Terkait hal ini Menkes mengatakan, "Depkes tidak berhak atau tidak bisa mempengaruhi ketentuan halal dan haram sebuah vaksin. Halal dan haram adalah wilayah ulama."
Menkes secara tegas mengatakan menyerahkan sepenuhnya persoalan halal atau haram dalam vaksin meningitis yang wajib digunakan calon jamaah haji dan umrah Indonesia. Dia menunggu keputusan MUI hingga dikeluarkannya fatwa MUI.
Namun saat moderator acara, Irfan S. Awwas, Ketua Lajnah Tanfidziyah MMI bertanya kepada Ibu Menkes, "Jika MUI akhirnya mengeluarkan fatwa haram terhadap vaksin ini, apakah Menkes akan terikat dengan keputusan ini?"
Dengan berdiplomasi Menkes menjawab, "Saya belum tahu pasti langkah-langkahnya, kita tidak bisa berandai-andai disini, mungkin akan diadakan rapat kabinet yang juga mengikutsertakan Menteri Agama. Karena saya tidak bisa memberi keputusan, keputusan bukan ditangan saya."
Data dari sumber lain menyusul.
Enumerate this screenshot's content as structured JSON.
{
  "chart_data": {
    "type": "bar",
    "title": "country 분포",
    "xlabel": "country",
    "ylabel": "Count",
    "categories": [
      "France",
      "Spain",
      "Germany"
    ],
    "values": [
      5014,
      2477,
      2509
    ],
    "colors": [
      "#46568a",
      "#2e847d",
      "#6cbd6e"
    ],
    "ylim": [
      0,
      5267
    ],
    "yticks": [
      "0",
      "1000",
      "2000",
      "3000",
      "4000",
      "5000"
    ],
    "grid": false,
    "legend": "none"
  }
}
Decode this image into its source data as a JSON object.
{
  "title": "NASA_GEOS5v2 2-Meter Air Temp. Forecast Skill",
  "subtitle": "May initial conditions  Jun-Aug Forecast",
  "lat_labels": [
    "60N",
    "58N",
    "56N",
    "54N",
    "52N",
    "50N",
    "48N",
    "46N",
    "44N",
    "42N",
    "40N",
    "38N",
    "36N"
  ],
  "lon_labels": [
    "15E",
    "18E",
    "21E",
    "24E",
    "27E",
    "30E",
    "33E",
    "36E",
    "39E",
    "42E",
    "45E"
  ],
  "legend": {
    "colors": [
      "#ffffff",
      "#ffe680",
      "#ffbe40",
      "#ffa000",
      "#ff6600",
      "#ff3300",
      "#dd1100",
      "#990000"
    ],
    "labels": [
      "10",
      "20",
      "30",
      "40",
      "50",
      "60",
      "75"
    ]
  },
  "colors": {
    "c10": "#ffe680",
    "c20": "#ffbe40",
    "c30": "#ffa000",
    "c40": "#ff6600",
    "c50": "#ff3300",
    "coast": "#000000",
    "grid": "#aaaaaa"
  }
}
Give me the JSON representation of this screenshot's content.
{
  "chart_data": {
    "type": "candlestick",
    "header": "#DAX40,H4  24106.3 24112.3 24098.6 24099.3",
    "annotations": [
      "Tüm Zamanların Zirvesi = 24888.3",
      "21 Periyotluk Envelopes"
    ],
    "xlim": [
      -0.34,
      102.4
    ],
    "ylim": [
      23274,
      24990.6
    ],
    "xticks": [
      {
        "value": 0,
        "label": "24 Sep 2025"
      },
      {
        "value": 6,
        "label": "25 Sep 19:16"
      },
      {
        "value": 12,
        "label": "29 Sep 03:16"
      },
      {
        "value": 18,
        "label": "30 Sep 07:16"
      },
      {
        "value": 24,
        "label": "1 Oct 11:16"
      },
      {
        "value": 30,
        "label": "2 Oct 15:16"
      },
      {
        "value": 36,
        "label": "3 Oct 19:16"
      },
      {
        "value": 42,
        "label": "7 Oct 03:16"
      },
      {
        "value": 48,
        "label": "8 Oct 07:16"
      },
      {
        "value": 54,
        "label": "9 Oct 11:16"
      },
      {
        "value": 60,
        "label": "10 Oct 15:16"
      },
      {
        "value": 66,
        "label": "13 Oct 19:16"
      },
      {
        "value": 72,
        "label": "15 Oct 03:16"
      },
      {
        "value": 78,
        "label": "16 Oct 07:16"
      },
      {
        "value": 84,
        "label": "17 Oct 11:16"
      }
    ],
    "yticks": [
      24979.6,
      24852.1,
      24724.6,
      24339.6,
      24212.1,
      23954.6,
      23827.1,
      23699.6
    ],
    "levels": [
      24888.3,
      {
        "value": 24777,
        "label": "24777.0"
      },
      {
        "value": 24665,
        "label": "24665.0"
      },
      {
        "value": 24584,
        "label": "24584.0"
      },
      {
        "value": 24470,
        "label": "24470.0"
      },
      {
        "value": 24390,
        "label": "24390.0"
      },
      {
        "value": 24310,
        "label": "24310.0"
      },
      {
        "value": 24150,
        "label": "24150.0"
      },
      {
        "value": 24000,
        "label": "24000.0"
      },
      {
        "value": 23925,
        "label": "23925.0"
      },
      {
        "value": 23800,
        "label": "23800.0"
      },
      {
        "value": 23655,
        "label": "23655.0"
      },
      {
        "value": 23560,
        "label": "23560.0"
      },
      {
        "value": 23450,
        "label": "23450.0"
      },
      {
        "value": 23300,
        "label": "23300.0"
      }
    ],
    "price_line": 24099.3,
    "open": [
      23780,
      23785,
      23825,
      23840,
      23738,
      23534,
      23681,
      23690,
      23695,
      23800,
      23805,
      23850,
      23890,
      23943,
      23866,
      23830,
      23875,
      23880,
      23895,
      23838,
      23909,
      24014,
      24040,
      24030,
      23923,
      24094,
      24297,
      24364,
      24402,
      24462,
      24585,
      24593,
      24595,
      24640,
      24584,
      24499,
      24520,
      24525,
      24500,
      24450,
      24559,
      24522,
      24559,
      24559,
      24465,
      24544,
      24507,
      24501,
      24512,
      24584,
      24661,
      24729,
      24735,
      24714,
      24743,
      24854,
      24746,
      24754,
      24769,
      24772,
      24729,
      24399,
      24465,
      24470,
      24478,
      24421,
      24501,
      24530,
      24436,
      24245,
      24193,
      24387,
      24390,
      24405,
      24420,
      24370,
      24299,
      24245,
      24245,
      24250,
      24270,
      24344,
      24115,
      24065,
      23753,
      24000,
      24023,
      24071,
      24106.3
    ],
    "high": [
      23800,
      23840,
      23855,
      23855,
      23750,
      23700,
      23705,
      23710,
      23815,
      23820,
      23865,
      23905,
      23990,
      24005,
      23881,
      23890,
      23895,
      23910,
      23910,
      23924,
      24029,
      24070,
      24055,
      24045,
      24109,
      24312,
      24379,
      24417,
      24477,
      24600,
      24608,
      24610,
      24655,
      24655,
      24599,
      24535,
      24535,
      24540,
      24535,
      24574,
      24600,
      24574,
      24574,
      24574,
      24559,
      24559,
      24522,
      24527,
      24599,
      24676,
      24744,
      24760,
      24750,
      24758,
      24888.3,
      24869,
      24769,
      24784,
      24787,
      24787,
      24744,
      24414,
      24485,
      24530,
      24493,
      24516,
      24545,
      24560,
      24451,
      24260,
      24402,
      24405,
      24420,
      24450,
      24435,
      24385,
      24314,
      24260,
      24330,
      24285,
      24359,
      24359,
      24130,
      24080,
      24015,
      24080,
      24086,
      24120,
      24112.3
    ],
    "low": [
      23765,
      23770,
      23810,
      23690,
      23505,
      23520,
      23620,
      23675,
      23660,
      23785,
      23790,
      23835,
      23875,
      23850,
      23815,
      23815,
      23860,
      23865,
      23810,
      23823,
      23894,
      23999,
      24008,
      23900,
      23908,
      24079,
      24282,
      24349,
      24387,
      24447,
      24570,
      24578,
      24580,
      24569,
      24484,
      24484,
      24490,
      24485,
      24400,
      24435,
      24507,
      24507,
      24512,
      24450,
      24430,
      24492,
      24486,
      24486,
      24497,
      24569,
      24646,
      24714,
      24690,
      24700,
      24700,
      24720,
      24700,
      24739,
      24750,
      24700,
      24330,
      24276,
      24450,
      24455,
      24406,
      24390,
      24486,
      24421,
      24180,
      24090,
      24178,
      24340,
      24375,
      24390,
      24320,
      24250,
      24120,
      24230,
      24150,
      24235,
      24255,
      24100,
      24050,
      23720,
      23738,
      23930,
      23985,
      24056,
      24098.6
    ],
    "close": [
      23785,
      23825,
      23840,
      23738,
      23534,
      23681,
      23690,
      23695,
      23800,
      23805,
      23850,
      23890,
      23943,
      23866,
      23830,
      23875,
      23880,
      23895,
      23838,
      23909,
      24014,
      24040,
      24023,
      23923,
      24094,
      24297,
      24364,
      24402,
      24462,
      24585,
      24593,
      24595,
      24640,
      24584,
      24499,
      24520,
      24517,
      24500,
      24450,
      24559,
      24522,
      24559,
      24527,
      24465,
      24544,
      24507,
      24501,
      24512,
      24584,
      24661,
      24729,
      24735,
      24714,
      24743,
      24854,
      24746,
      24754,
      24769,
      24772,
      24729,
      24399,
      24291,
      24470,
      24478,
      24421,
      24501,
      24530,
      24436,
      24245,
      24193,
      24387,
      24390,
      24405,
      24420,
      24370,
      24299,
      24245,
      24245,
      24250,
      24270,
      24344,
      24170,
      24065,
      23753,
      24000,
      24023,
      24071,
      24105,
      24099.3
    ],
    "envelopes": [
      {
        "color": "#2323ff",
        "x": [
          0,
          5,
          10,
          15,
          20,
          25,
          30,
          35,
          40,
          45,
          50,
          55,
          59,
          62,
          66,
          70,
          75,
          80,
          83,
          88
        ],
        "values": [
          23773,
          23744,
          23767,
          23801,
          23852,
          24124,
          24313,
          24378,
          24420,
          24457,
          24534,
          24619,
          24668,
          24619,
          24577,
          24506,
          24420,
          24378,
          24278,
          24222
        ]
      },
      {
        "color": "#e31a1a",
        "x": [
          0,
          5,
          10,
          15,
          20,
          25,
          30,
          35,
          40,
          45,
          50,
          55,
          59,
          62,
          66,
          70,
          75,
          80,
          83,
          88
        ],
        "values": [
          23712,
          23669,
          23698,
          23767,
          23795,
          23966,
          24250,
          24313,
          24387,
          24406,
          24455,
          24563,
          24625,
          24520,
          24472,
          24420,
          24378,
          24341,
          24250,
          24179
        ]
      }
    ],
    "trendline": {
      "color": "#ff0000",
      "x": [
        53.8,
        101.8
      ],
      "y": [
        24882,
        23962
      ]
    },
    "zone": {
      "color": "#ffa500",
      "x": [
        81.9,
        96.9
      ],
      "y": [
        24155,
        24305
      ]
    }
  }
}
Tetapi Menkes mengatakan Insha Allah di tahun 2010, negeri-negeri Muslim akan memproduksi vaksin sendiri. "Menteri-menteri Kesehatan dari negara-negara Islam telah mengadakan rapat untuk membuat vaksin sendiri dan tentunya vaksin yang halal, kini sedang dalam proses. Seluruh negara Islam setuju mengenai keputusan ini, hanya Arab Saudi dan Mesir yang menolaknya."
Sebelum Menkes meninggalkan tempat acara, Drs. Muhammad Thalib, ketua MMI memberikan rekomendasi kepada Menkes, yaitu, MUI dan Depkes bekerjasama secara profesional untuk meutuskan solusi mengenai masalah ini dan keberangkatan jamaah haji tahun ini ditunda sementara waktu sampai didapat vaksin yang halal. Menkes menyambut hangat rekomendasi yang diajukan MMI.